Another difference can be seen in so-called pruning , when pruning the tree. CART creates some subtrees and tests them with new, previously unclassified data. C4.5, on the other hand, cuts the tree without considering the given database.

algorithm

C4.5 generates a decision tree from training data with which future instances that were not included in the training data can be classified. Similar to the ID3 algorithm, the calculation of the entropy is used to determine the sequence of the decision nodes in their distance from the root node within the decision tree to be generated.

procedure

The training data is a lot , consisting of the known training examples. Each training example is that amount p + 1-dimensional vector of the to-learn characteristics (instance) and the to-learn target classification : . When creating the top node in the decision tree, C4.5 looks for the first decision feature. To determine this, C4.5 compares for each feature the efficiency with which the training data set would be divided among this feature and decides on the best one. The criterion is the highest gain in information that can be achieved by the feature ( Kullback-Leibler divergence ). The training data are then divided into subsets according to their values ​​of the selected feature, for each of which a branch is created below the root node. The algorithm is continued recursively in that the previous sequence is applied again for each of these branches while restricting the subset of the training data assigned to this branch. If it is not possible to gain information on a branch by further subdividing the training data, a sheet with the remaining target classification is created on this branch. The highest possible maximum degree of the tree is thus .

example

Sarah goes sailing some days, not other days. Whether she goes sailing on a certain day depends primarily on the following characteristics: weather conditions (sunny / overcast / rainy); Temperature; Humidity; Wind strength (light / strong). On 14 random days, this data was recorded together with the information whether Sarah is going sailing:

Diagram example Sarah goes sailing.png
weather condition Temperature in ° C Humidity in% Wind force Sarah goes sailing
Sunny 29 85 Light Not correct
Sunny 27 90 Strong Not correct
Covered 28 78 Light True
Rainy 21st 96 Light True
Rainy 20th 80 Light True
Rainy 18th 70 Strong Not correct
Covered 17th 65 Strong True
Sunny 22nd 95 Light Not correct
Sunny 21st 70 Light True
Rainy 24 80 Light True
Sunny 24 70 Strong True
Covered 22nd 90 Strong True
Covered 27 75 Light True
Rainy 21st 80 Strong Not correct

Machine learning is to be used to uncover the connection between the four day-related characteristics and the statement whether Sarah goes sailing. Once you have determined this relationship, you can determine whether Sarah is going sailing for any other day if you know the weather data. C4.5 generates the decision tree shown from the training data given in the table.

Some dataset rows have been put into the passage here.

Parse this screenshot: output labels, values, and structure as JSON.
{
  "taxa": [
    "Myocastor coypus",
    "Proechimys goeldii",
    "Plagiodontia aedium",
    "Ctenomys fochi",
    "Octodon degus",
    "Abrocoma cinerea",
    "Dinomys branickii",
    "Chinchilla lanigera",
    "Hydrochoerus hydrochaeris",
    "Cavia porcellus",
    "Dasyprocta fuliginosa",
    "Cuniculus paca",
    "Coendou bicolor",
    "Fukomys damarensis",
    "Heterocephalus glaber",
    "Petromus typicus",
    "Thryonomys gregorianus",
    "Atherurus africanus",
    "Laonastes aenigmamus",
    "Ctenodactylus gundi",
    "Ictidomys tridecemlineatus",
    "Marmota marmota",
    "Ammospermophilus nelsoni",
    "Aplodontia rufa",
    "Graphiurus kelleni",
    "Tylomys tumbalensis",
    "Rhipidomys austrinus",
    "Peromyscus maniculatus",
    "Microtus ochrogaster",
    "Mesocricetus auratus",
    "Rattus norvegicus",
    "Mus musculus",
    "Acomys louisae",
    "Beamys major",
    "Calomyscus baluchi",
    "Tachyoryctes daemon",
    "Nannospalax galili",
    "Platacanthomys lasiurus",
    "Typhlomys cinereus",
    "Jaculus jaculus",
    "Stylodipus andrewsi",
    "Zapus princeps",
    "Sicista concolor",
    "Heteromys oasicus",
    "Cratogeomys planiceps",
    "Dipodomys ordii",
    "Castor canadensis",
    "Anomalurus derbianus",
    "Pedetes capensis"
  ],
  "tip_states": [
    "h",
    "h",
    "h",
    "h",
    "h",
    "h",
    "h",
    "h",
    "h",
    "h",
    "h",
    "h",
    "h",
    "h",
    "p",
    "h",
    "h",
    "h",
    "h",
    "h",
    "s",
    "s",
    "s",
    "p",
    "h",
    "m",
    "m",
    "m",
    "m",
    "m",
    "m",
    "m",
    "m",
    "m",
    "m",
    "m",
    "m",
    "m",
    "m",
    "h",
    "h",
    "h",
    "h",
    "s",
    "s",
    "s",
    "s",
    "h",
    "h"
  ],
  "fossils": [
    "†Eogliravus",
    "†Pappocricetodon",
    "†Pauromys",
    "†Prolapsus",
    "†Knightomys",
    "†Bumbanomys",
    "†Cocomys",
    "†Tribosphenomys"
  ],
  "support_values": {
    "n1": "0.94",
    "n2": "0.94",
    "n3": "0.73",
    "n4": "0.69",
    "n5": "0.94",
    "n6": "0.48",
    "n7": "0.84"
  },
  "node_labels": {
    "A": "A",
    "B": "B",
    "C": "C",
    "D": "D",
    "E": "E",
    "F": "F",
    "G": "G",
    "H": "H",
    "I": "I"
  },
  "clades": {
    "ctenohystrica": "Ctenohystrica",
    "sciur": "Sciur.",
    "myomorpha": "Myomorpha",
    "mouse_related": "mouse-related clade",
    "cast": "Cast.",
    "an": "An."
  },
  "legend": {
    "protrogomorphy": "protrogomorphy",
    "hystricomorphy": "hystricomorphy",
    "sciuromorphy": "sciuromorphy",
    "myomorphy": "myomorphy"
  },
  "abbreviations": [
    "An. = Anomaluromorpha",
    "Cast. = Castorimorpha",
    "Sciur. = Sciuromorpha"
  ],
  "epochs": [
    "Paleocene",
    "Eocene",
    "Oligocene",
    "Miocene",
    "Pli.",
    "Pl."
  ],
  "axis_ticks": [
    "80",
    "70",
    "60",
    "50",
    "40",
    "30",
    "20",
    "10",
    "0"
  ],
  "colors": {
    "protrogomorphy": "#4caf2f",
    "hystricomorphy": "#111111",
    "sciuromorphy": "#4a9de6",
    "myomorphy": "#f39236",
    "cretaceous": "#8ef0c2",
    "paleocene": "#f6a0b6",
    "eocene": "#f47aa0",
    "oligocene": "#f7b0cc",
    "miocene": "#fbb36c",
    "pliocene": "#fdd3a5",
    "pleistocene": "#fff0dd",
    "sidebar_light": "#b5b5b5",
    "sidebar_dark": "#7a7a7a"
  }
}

The numbers in brackets indicate the number of training records that correspond to this path.

Improvements over ID3

As an extension of the ID3 algorithm, C4.5 offers some improvements:

  • Applicability to both discrete and continuous attributes - if the data records contain, for example, a real variable as one of the characteristics, the characteristic values ​​are classified in discrete intervals.
  • Applicability to training data with missing attribute values ​​- Using C4.5, unavailable characteristic values ​​can be marked as unknown (?). Unknown values ​​are simply ignored when calculating the information gain.
  • Possible cost weighting of the attributes - Characteristics that are laborious to determine can be assigned a higher cost weighting. Features with high cost weightings tend to be arranged further down in the decision tree as branches, so that this feature has to be determined for fewer classifications. For example, the use of C4.5 for diagnosing diseases could be adapted using the database of symptoms and medical examination values ​​in such a way that cost-intensive examinations are more likely to be avoided and, if possible, are only used in cases of doubt between several possible diagnoses.
  • Pruning of the decision tree after it has been created - In order to reduce the number of possible result classes of the classification, C4.5 cuts off long branches. This also prevents overfitting to the training data.

See also

Individual evidence

  1. Tom M. Mitchell: Machine Learning, 1997
  2. Quinlan, JR C4.5: Programs for Machine Learning. Morgan Kaufmann Publishers, 1993.